1.6 Simulation Six: The gamma distribution

The exponential is a distribution a long way from the normal but we could try something a little more similar such as the gamma distribution.

y <- vector()
z <- vector()
w <- vector()
for (i in 1:10000){
  sample <- rgamma(10, shape=1, rate=1)
  temp <- lillie.test(sample)
  y[i] <- temp$p.value
  temp <- shapiro.test(sample)
  z[i] <- temp$p.value
  temp <- ad.test(sample)
  w[i] <- temp$p.value
}
hist(y, main="Histogram of KS Tests", xlab="Mean", ylab="Density", freq=F)
x<-seq(0.05,1,by=0.001)
curve(dnorm(x, mean=mean(y),sd=sd(y)), add=TRUE)

hist(z, main="Histogram of Shapiro Wilks Tests", xlab="Mean", ylab="Density", freq=F)
x<-seq(0.05,1,by=0.001)
curve(dnorm(x, mean=mean(z),sd=sd(z)), add=TRUE)

hist(w, main="Histogram of Anderson Darling Tests", xlab="Mean", ylab="Density", freq=F)
x<-seq(0.05,1,by=0.001)
curve(dnorm(x, mean=mean(w),sd=sd(w)), add=TRUE)

This produces the same issues as for the exponential when the sample size is 10 when a lot of samples will not be rejected when they should be.

1.7 Simulation Seven: The large sample gamma distribution

Again this situation should improve as we go to larger samples sizes.

y <- vector()
z <- vector()
w <- vector()
for (i in 1:10000){
  sample <- rgamma(40, shape=1, rate=1)
  temp <- lillie.test(sample)
  y[i] <- temp$p.value
  temp <- shapiro.test(sample)
  z[i] <- temp$p.value
  temp <- ad.test(sample)
  w[i] <- temp$p.value
}
hist(y, main="Histogram of KS Tests", xlab="Mean", ylab="Density", freq=F)
x<-seq(0.05,1,by=0.001)
curve(dnorm(x, mean=mean(y),sd=sd(y)), add=TRUE)

hist(z, main="Histogram of Shapiro Wilks Tests", xlab="Mean", ylab="Density", freq=F)
x<-seq(0.05,1,by=0.001)
curve(dnorm(x, mean=mean(z),sd=sd(z)), add=TRUE)

hist(w, main="Histogram of Anderson Darling Tests", xlab="Mean", ylab="Density", freq=F)
x<-seq(0.05,1,by=0.001)
curve(dnorm(x, mean=mean(w),sd=sd(w)), add=TRUE)

That is much better for sample sizes of 40 it clearly shows that this gamma is not norma

1.8 Simulation Eight: The sample size effects for detecting non-normality of exponential data

The previous simulations for exponential and gamma distributions show that there is a sample size effect of the tests correctly assigning the data to not being normally distributed.
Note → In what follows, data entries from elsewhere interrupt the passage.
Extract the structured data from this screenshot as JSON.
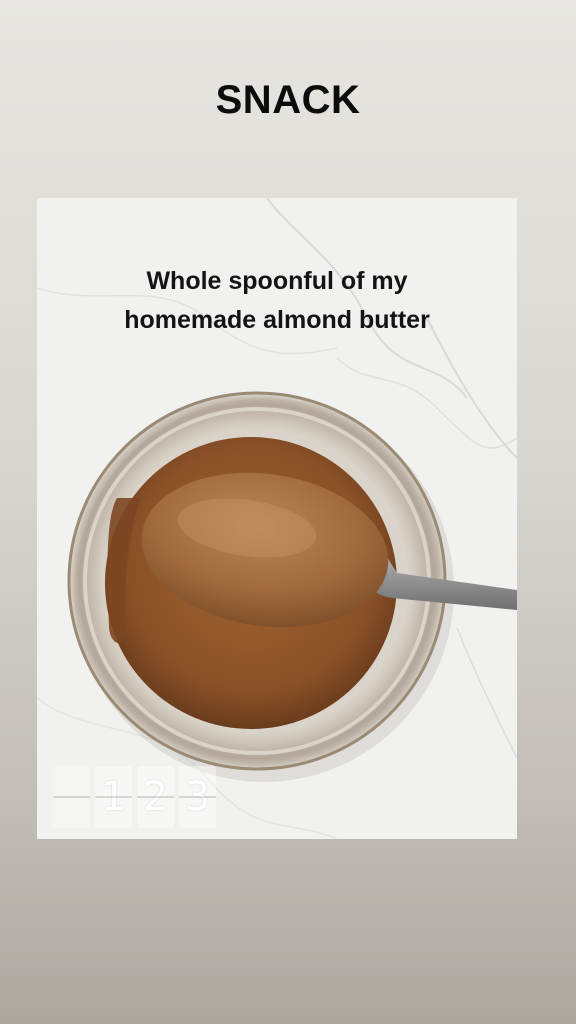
{
  "story": {
    "title": "SNACK"
  },
  "photo": {
    "caption_line1": "Whole spoonful of my",
    "caption_line2": "homemade almond butter"
  },
  "counter": {
    "digits": [
      "",
      "1",
      "2",
      "3"
    ]
  },
  "colors": {
    "almond_butter": "#8a5128",
    "marble": "#f1f1ef",
    "title_text": "#0c0c0c"
  }
}
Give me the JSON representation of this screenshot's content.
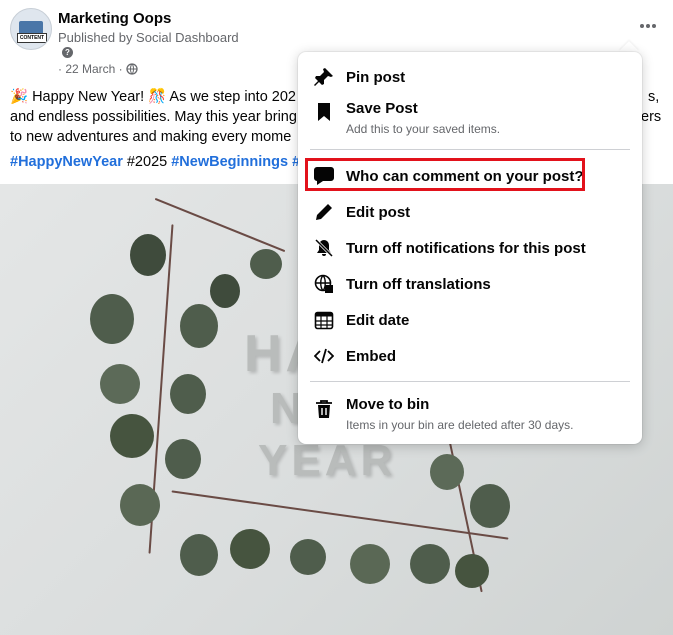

This can be plotted by varying the sample size and taking the median of the p-values for the test distribution.

y <- vector()
z <- vector()
w <- vector()
s <- vector()
t <- vector()
u <- vector()
x <- 8:40
for (j in 1:33){
for (i in 1:10000){
  sample <- rexp(x[j], rate=1)
  temp <- lillie.test(sample)
  y[i] <- temp$p.value
  temp <- shapiro.test(sample)
  z[i] <- temp$p.value
  temp <- ad.test(sample)
  w[i] <- temp$p.value
  
}
  u[j] <- median(w)
  t[j] <- median(z)
  s[j] <- median(y)
}

plot(x, s, ylab="Median p-value for KS Normality", xlab="Sample Size", main="Median p-value KS Test for Normality vs Sample Size")

plot(x, t, ylab="Median p-value for SW Normality", xlab="Sample Size", main="Median p-value SW Test for Normality vs Sample Size")

plot(x, u, ylab="Median p-value for AD Normality", xlab="Sample Size", main="Median p-value AD Test for Normality vs Sample Size")

The best performance seems to be from Shapiro-Wilks where the sample size for detecting non-normality is lower than for the other two tests. The KS test has the worst performance.

1.9 Simulation Nine: The sample size effects for detecting non-normality of exponential data

I have done the same for the gamma distribution and the results are the same. The KS test has the worst performance and Shapiro-Wilks the best performance.

y <- vector()
z <- vector()
w <- vector()
s <- vector()
t <- vector()
u <- vector()
x <- 8:40
for (j in 1:33){
for (i in 1:10000){
  sample <- rgamma(x[j],shape=1, rate=1)
  temp <- lillie.test(sample)
  y[i] <- temp$p.value
  temp <- shapiro.test(sample)
  z[i] <- temp$p.value
  temp <- ad.test(sample)
  w[i] <- temp$p.value
  
}
  u[j] <- median(w)
  t[j] <- median(z)
  s[j] <- median(y)
}

plot(x, s, ylab="Median p-value for KS Normality", xlab="Sample Size", main="Median p-value KS Test for Normality vs Sample Size")

plot(x, t, ylab="Median p-value for SW Normality", xlab="Sample Size", main="Median p-value SW Test for Normality vs Sample Size")

plot(x, u, ylab="Median p-value for AD Normality", xlab="Sample Size", main="Median p-value AD Test for Normality vs Sample Size")